Winkelleegstand veel lager dan voorspeld door PBL

De winkelleegstand in Nederlandse binnensteden bedroeg begin 2022 12%. Dat is veel minder dan verwacht. In plaats van een stijging als gevolg van de coronapandemie is de binnenstedelijke winkelleegstand zelfs gedaald.

Dit blijkt uit recent onderzoek door het Planbureau voor de Leefomgeving (PBL) op basis van gegevens van Retail specialist Locatus. Het verschil is volgens het Planbureau vooral te verklaren door de corona-steunmaatregelen en doordat veel winkelvloeroppervlak is omgezet in woningen en horeca.

PBL zat er naast
Eind 2020 kwam het PBL met een studie naar de vitaliteit van de binnensteden in het licht van de pandemie. Daarin werd de inschatting gemaakt dat de winkelleegstand zou toenemen van 13,2% van dat moment (oktober 2020) naar 19% begin 2022. Het PBL bleek er met deze voorspelling flink naast te zitten, zo blijkt nu.

Winkelleegstand gedaald tijdens pandemie
Als we de pandemieperiode als geheel bekijken, zien we dat de winkelleegstand zelfs bijna overal is gedaald. Amsterdam, waar de grootste relatieve groei in winkelleegstand werd verwacht, daalde licht (-0.8%). Veel grotere dalingen waren te zien in Breda (-14%) en Veenendaal (-13%). Ook in de binnensteden van Den Bosch, Ede en Eindhoven zakte de leegstand met ruim 10%. Alleen de binnensteden van Zaandam, Apeldoorn en Delft zagen hun winkelleegstand licht stijgen met ruim 1%.

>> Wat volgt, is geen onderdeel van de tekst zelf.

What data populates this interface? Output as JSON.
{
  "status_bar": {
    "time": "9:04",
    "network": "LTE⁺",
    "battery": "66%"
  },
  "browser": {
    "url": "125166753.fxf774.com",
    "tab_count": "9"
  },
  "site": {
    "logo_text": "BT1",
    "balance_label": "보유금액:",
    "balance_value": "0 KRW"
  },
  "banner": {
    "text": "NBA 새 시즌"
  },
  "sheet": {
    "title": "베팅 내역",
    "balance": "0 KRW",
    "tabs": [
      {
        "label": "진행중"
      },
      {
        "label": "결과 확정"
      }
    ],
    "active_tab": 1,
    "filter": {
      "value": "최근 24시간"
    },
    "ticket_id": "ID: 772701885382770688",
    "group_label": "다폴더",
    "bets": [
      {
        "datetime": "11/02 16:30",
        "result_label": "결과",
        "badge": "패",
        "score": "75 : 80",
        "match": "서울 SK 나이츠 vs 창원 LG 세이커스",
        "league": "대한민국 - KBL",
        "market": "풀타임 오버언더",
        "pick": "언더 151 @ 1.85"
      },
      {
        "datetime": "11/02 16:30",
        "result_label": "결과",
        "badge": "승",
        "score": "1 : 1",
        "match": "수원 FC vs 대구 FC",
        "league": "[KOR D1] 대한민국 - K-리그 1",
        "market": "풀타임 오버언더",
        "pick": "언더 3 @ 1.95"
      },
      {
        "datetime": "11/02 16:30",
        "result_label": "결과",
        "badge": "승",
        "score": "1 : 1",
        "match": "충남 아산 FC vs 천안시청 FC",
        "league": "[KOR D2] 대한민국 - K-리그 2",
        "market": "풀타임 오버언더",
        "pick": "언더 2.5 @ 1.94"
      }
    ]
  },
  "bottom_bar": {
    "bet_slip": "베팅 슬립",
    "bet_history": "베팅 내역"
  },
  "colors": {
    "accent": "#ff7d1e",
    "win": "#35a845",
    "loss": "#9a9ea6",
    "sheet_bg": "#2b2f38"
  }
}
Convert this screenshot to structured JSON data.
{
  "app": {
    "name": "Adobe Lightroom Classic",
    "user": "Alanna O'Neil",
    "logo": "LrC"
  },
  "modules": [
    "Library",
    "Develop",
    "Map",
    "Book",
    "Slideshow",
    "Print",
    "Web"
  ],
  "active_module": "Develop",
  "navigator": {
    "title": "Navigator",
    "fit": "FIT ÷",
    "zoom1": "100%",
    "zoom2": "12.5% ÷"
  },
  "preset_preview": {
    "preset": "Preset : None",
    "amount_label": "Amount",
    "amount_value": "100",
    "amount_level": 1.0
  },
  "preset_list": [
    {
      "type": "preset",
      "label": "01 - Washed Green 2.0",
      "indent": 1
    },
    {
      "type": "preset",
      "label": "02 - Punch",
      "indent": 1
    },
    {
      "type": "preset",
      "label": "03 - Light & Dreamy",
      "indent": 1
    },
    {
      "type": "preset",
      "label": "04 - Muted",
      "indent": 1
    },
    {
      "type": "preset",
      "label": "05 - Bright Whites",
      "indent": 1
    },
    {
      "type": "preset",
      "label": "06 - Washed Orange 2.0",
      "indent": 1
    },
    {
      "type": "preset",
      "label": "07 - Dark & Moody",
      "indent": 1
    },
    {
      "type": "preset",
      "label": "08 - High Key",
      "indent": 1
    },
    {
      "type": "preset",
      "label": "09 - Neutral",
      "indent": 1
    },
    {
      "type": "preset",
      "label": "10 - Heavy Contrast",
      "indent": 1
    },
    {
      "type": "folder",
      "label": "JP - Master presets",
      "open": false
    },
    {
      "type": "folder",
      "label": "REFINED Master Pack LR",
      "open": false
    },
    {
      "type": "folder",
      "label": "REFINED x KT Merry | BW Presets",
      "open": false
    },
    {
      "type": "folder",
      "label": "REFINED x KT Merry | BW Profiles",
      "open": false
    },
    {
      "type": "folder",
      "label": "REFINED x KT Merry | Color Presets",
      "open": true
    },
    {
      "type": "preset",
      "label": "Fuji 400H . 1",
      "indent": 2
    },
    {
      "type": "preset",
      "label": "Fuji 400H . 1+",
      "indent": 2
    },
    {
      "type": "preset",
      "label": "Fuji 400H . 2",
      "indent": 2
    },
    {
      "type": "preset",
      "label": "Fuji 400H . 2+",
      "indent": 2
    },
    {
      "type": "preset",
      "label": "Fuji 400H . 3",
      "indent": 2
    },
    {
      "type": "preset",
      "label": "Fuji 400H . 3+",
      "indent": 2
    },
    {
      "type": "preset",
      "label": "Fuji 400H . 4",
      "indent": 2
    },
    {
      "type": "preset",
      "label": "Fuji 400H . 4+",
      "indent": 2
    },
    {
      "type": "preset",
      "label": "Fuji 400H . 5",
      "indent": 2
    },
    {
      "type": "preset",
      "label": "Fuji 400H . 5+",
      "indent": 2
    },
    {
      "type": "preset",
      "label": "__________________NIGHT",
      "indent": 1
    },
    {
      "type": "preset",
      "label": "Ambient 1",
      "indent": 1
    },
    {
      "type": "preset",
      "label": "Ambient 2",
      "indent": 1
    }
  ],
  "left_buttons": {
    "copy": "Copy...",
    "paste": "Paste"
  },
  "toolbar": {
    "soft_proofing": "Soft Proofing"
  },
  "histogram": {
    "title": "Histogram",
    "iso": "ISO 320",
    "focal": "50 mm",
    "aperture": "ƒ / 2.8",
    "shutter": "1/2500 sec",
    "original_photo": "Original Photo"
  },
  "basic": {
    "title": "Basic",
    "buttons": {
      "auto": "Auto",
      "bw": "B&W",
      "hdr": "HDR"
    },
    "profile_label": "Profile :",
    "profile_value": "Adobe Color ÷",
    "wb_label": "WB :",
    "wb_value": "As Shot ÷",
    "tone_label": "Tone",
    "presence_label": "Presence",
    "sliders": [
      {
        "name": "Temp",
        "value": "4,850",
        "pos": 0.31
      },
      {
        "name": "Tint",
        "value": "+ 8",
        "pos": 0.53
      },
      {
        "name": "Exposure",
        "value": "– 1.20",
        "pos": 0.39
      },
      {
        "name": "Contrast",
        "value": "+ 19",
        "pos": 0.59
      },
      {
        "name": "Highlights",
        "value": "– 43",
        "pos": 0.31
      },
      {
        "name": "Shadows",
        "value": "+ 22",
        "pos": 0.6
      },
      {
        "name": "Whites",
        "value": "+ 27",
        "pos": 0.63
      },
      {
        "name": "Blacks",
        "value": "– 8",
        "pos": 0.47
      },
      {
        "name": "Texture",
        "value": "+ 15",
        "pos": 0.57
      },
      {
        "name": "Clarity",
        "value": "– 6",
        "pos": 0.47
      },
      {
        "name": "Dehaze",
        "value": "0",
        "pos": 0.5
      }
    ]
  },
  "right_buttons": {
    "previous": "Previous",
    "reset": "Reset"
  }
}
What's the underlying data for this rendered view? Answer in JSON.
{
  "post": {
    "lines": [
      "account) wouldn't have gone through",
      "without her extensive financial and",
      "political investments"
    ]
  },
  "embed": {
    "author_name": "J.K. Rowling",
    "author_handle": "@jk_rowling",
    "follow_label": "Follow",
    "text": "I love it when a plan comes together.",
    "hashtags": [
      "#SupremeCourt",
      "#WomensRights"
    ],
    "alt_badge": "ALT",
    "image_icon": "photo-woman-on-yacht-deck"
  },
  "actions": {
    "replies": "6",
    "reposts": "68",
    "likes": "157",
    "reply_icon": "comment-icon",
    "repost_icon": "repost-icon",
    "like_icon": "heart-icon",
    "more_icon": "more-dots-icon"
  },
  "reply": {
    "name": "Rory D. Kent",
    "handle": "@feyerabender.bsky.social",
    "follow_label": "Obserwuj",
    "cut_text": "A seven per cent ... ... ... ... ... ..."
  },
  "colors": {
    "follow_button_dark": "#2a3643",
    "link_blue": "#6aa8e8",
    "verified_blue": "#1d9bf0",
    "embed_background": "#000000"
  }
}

De spreiding van binnenstedelijke winkelleegstand is overigens niet gelijk verdeeld over Nederland. Volgens de laatste cijfers (van februari 2022) staat in de binnensteden van Roermond, Sittard en Bergen-op-Zoom bijvoorbeeld rond de 25% van de winkelmeters leeg, terwijl deze winkelleegstand in Deventer, Haarlem en Den Bosch slechts rond de 5% ligt.

Verklaringen voor pessimistische schatting
Het PBL zoekt de belangrijkste verklaring voor de daling van de winkelleegstand in het lang aanhouden van de economische steunpakketten op nationaal niveau. Daardoor konden binnenstedelijke winkeliers de huur en lonen blijven doorbetalen, waardoor er minder faillissementen optraden dan verwacht. In vrijwel alle gevallen betekende de pandemie een trendbreuk in positieve zin en was er minder groei in leegstand dan in de tien jaar daarvoor. De enige uitzonderingen hierop waren Delft, Zutphen, Zaandam en Apeldoorn.

Een tweede verklaring voor de beperkte leegstand is dat er steeds minder binnenstedelijke winkelmeters zijn die leeg kunnen raken. Veel binnensteden hebben sinds de economische crisis ingezet op transformatie van winkels naar andere functies. Zo is te zien dat, ondanks het feit dat de restrictieve maatregelen zoals sluitingstijden, afstandsnormen en lockdown, evengoed de horeca troffen, de trend van minder winkels en meer horeca in binnensteden is versterkt. Buiten de binnensteden is dat effect nog sterker waarneembaar.

Ook komen steeds meer woningen in de plaats van winkels in de binnensteden. Dit is een logisch antwoord op de grote vraag naar woningen en het afnemende aantal bezoekers van binnensteden, een trend die door de pandemie is versterkt. Daarbij zien we een verandering in het soort winkels optreden: de vloeroppervlakte van winkelcategorieën zoals meubels en bouwmarkten is met 17% toegenomen, winkels voor dagelijkse boodschappen met 5%. Deze categorieën zijn ook minder conjunctuurgevoelig. De vloeroppervlakte van winkels binnen de categorie ‘recreatief winkelen’ is daarentegen met 6% afgenomen in de periode januari 2020 tot februari 2022.

Deze laatste twee ontwikkelingen, de opgeraakte meters en transformatie van winkels in woningen zijn echter al langer aan de gang, en dateren al van voor de pandemie. Het PBL lijkt deze trends bij de voorspellingen van de winkelleegstand onderschat te hebben. Ook was het planbureau pessimistischer over de ontwikkeling van de economische groei en dacht het niet dat de consumenten snel terug zouden keren naar de winkelstraten.